Task 10: Apply Preservation Report During Eval And Publish Gates
Files:
-
Modify:
app-instance/backend/beaver/skills/learning/eval.py -
Modify:
app-instance/backend/beaver/skills/learning/pipeline.py -
Test:
app-instance/backend/tests/unit/test_skill_learning_pipeline.py -
Step 1: Write failing publish gate test
Append to app-instance/backend/tests/unit/test_skill_learning_pipeline.py:
def test_publish_blocks_low_confidence_replay_report(tmp_path: Path) -> None:
pipeline = _pipeline(tmp_path)
draft = pipeline.draft_service.create_new_skill_draft(
skill_name="low-confidence",
proposed_content="# Low\n\nDo it.",
proposed_frontmatter={"description": "low", "tools": ["mcp_outlook_send_email"]},
created_by="test",
reason="test",
)
pipeline.learning_store.write_eval_report(
SkillDraftEvalReport(
report_id="eval-low",
skill_name=draft.skill_name,
draft_id=draft.draft_id,
candidate_id="candidate-1",
passed=True,
baseline_score_avg=0.7,
candidate_score_avg=0.9,
score_delta=0.2,
regression_count=0,
improved_count=1,
unchanged_count=0,
confidence="low",
mode="replay",
eval_version="replay-v1",
execution_coverage=0.0,
surrogate_coverage=1.0,
blocked_coverage=0.0,
)
)
pipeline.check_safety(draft.skill_name, draft.draft_id)
pipeline.submit_review(draft.skill_name, draft.draft_id, requested_by="tester")
pipeline.approve(draft.skill_name, draft.draft_id, reviewer="tester")

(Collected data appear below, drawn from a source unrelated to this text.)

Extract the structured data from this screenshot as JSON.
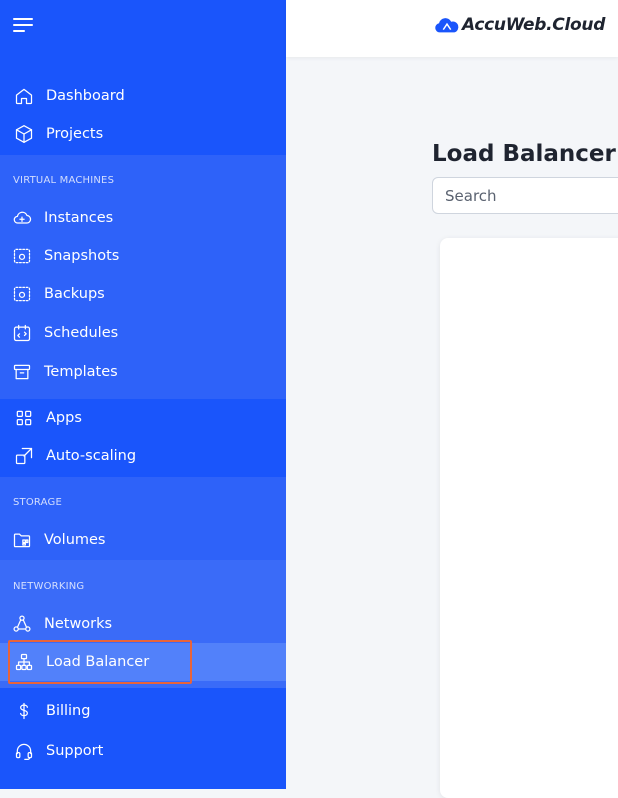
{
  "brand": {
    "name": "AccuWeb.Cloud"
  },
  "sidebar": {
    "top_items": [
      {
        "label": "Dashboard"
      },
      {
        "label": "Projects"
      }
    ],
    "virtual_machines": {
      "heading": "VIRTUAL MACHINES",
      "items": [
        {
          "label": "Instances"
        },
        {
          "label": "Snapshots"
        },
        {
          "label": "Backups"
        },
        {
          "label": "Schedules"
        },
        {
          "label": "Templates"
        }
      ]
    },
    "apps_items": [
      {
        "label": "Apps"
      },
      {
        "label": "Auto-scaling"
      }
    ],
    "storage": {
      "heading": "STORAGE",
      "items": [
        {
          "label": "Volumes"
        }
      ]
    },
    "networking": {
      "heading": "NETWORKING",
      "items": [
        {
          "label": "Networks"
        },
        {
          "label": "Load Balancer",
          "active": true
        }
      ]
    },
    "bottom_items": [
      {
        "label": "Billing"
      },
      {
        "label": "Support"
      }
    ]
  },
  "main": {
    "title": "Load Balancer",
    "search": {
      "placeholder": "Search",
      "value": ""
    }
  },
  "colors": {
    "sidebar": "#1a55fb",
    "sidebar_section": "#2e62f9",
    "active_item": "#5281fa",
    "highlight": "#e8643a"
  }
}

with pytest.raises(ValueError, match="low confidence"):
pipeline.publish(draft.skill_name, draft.draft_id, publisher="tester")
Add import if missing:
from beaver.memory.skills import SkillDraftEvalReport
- Step 2: Run test to verify failure
Run:
cd app-instance/backend
pytest tests/unit/test_skill_learning_pipeline.py::test_publish_blocks_low_confidence_replay_report -v
Expected: FAIL because publish gate does not check confidence.

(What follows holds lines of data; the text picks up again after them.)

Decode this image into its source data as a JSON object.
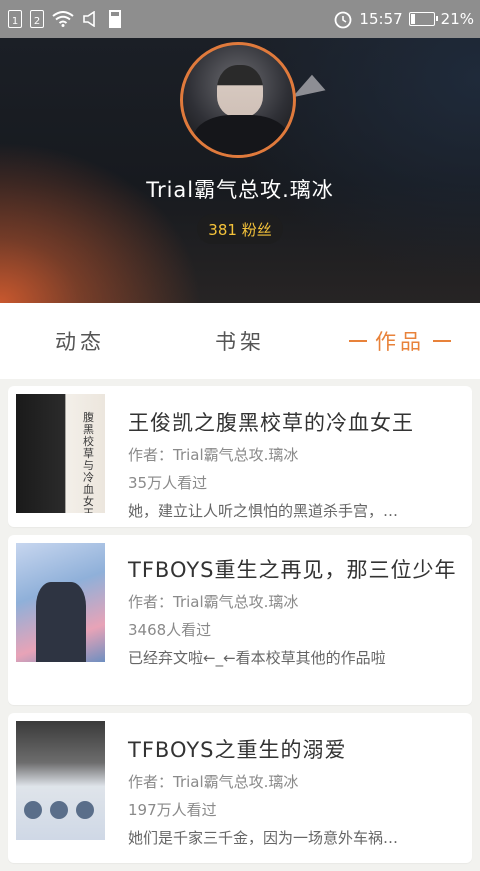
{
  "status_bar": {
    "sim1": "1",
    "sim2": "2",
    "time": "15:57",
    "battery": "21%",
    "battery_level": 0.21
  },
  "profile": {
    "username": "Trial霸气总攻.璃冰",
    "fans": "381 粉丝"
  },
  "tabs": [
    {
      "label": "动态"
    },
    {
      "label": "书架"
    },
    {
      "label": "作品",
      "active": true
    }
  ],
  "works": [
    {
      "title": "王俊凯之腹黑校草的冷血女王",
      "author": "作者：Trial霸气总攻.璃冰",
      "views": "35万人看过",
      "desc": "她，建立让人听之惧怕的黑道杀手宫，…",
      "cover_text": "腹黑校草与冷血女王"
    },
    {
      "title": "TFBOYS重生之再见，那三位少年",
      "author": "作者：Trial霸气总攻.璃冰",
      "views": "3468人看过",
      "desc": "已经弃文啦←_←看本校草其他的作品啦"
    },
    {
      "title": "TFBOYS之重生的溺爱",
      "author": "作者：Trial霸气总攻.璃冰",
      "views": "197万人看过",
      "desc": "她们是千家三千金，因为一场意外车祸…"
    }
  ]
}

- Step 3: Update publish gates
In SkillLearningPipelineService._validate_publish_gates(), after the existing eval pass check, add:
if eval_report is not None and eval_report.mode == "replay":
if eval_report.confidence == "low":
raise ValueError("Draft replay eval has low confidence and requires revision before publish")
if eval_report.blocked_coverage >= 1.0:
raise ValueError("Draft replay eval blocked all important tool calls")

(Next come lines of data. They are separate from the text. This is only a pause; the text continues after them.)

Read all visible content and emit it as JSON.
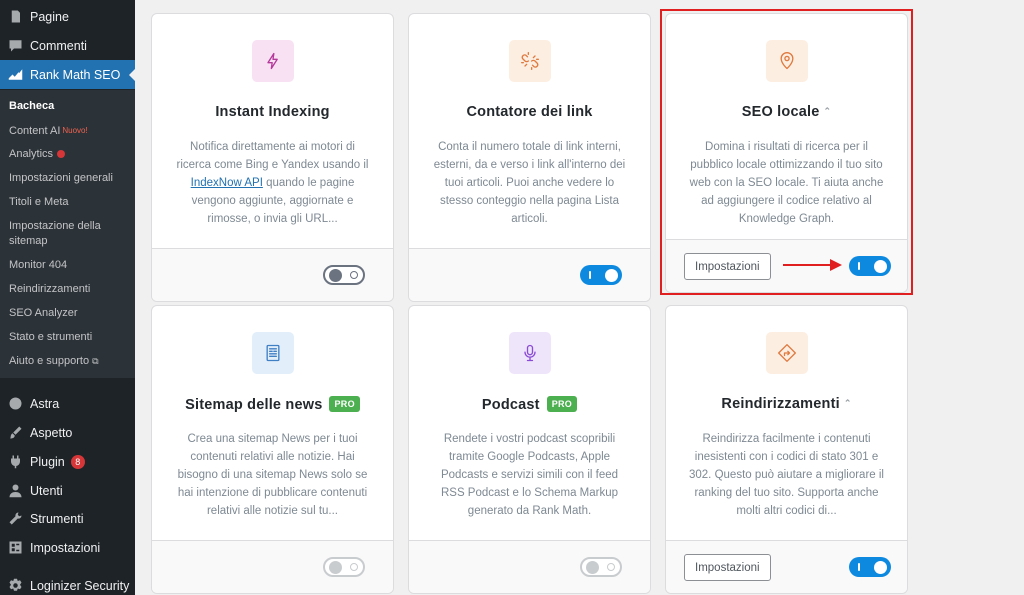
{
  "sidebar": {
    "items": [
      {
        "label": "Pagine",
        "icon": "page-icon"
      },
      {
        "label": "Commenti",
        "icon": "comment-icon"
      },
      {
        "label": "Rank Math SEO",
        "icon": "rank-math-icon"
      }
    ],
    "submenu": [
      {
        "label": "Bacheca"
      },
      {
        "label": "Content AI",
        "badge": "Nuovo!"
      },
      {
        "label": "Analytics"
      },
      {
        "label": "Impostazioni generali"
      },
      {
        "label": "Titoli e Meta"
      },
      {
        "label": "Impostazione della sitemap"
      },
      {
        "label": "Monitor 404"
      },
      {
        "label": "Reindirizzamenti"
      },
      {
        "label": "SEO Analyzer"
      },
      {
        "label": "Stato e strumenti"
      },
      {
        "label": "Aiuto e supporto"
      }
    ],
    "items2": [
      {
        "label": "Astra",
        "icon": "astra-icon"
      },
      {
        "label": "Aspetto",
        "icon": "brush-icon"
      },
      {
        "label": "Plugin",
        "icon": "plugin-icon",
        "count": "8"
      },
      {
        "label": "Utenti",
        "icon": "user-icon"
      },
      {
        "label": "Strumenti",
        "icon": "wrench-icon"
      },
      {
        "label": "Impostazioni",
        "icon": "settings-icon"
      },
      {
        "label": "Loginizer Security",
        "icon": "gear-icon"
      }
    ]
  },
  "cards": [
    {
      "title": "Instant Indexing",
      "desc_before": "Notifica direttamente ai motori di ricerca come Bing e Yandex usando il ",
      "desc_link": "IndexNow API",
      "desc_after": " quando le pagine vengono aggiunte, aggiornate e rimosse, o invia gli URL...",
      "toggle": "off",
      "icon": "lightning-icon",
      "icon_color": "#b5399b",
      "icon_bg": "#f8e1f3"
    },
    {
      "title": "Contatore dei link",
      "desc": "Conta il numero totale di link interni, esterni, da e verso i link all'interno dei tuoi articoli. Puoi anche vedere lo stesso conteggio nella pagina Lista articoli.",
      "toggle": "on",
      "icon": "link-broken-icon",
      "icon_color": "#e07a3f",
      "icon_bg": "#fdeee2"
    },
    {
      "title": "SEO locale",
      "desc": "Domina i risultati di ricerca per il pubblico locale ottimizzando il tuo sito web con la SEO locale. Ti aiuta anche ad aggiungere il codice relativo al Knowledge Graph.",
      "toggle": "on",
      "settings_label": "Impostazioni",
      "icon": "location-pin-icon",
      "icon_color": "#e07a3f",
      "icon_bg": "#fdeee2"
    },
    {
      "title": "Sitemap delle news",
      "pro": "PRO",
      "desc": "Crea una sitemap News per i tuoi contenuti relativi alle notizie. Hai bisogno di una sitemap News solo se hai intenzione di pubblicare contenuti relativi alle notizie sul tu...",
      "toggle": "disabled",
      "icon": "newspaper-icon",
      "icon_color": "#3f7fc4",
      "icon_bg": "#e3eefb"
    },
    {
      "title": "Podcast",
      "pro": "PRO",
      "desc": "Rendete i vostri podcast scopribili tramite Google Podcasts, Apple Podcasts e servizi simili con il feed RSS Podcast e lo Schema Markup generato da Rank Math.",
      "toggle": "disabled",
      "icon": "microphone-icon",
      "icon_color": "#8a4bd6",
      "icon_bg": "#efe5fb"
    },
    {
      "title": "Reindirizzamenti",
      "desc": "Reindirizza facilmente i contenuti inesistenti con i codici di stato 301 e 302. Questo può aiutare a migliorare il ranking del tuo sito. Supporta anche molti altri codici di...",
      "toggle": "on",
      "settings_label": "Impostazioni",
      "icon": "redirect-sign-icon",
      "icon_color": "#e07a3f",
      "icon_bg": "#fdeee2"
    }
  ]
}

preservation = eval_report.preservation_report or {}
if preservation.get("passed") is False:
raise ValueError("Draft preservation check did not pass")
- Step 4: Add preservation gate test
Append to app-instance/backend/tests/unit/test_skill_learning_pipeline.py:
def test_publish_blocks_failed_preservation_report(tmp_path: Path) -> None:
pipeline = _pipeline(tmp_path)
draft = pipeline.draft_service.create_new_skill_draft(
skill_name="dropped-section",
proposed_content="# Skill\n\n## Workflow\n\nDo it.",
proposed_frontmatter={"description": "dropped", "tools": []},
created_by="test",
reason="test",
)
pipeline.learning_store.write_eval_report(
SkillDraftEvalReport(
report_id="eval-preservation",
skill_name=draft.skill_name,
draft_id=draft.draft_id,
candidate_id="candidate-1",
passed=True,
baseline_score_avg=0.7,
candidate_score_avg=0.9,
score_delta=0.2,
regression_count=0,
improved_count=1,
unchanged_count=0,
confidence="medium",
mode="replay",
eval_version="replay-v1",
preservation_report={"passed": False, "risk_level": "high", "dropped_sections": ["Safety"]},
)
)
pipeline.check_safety(draft.skill_name, draft.draft_id)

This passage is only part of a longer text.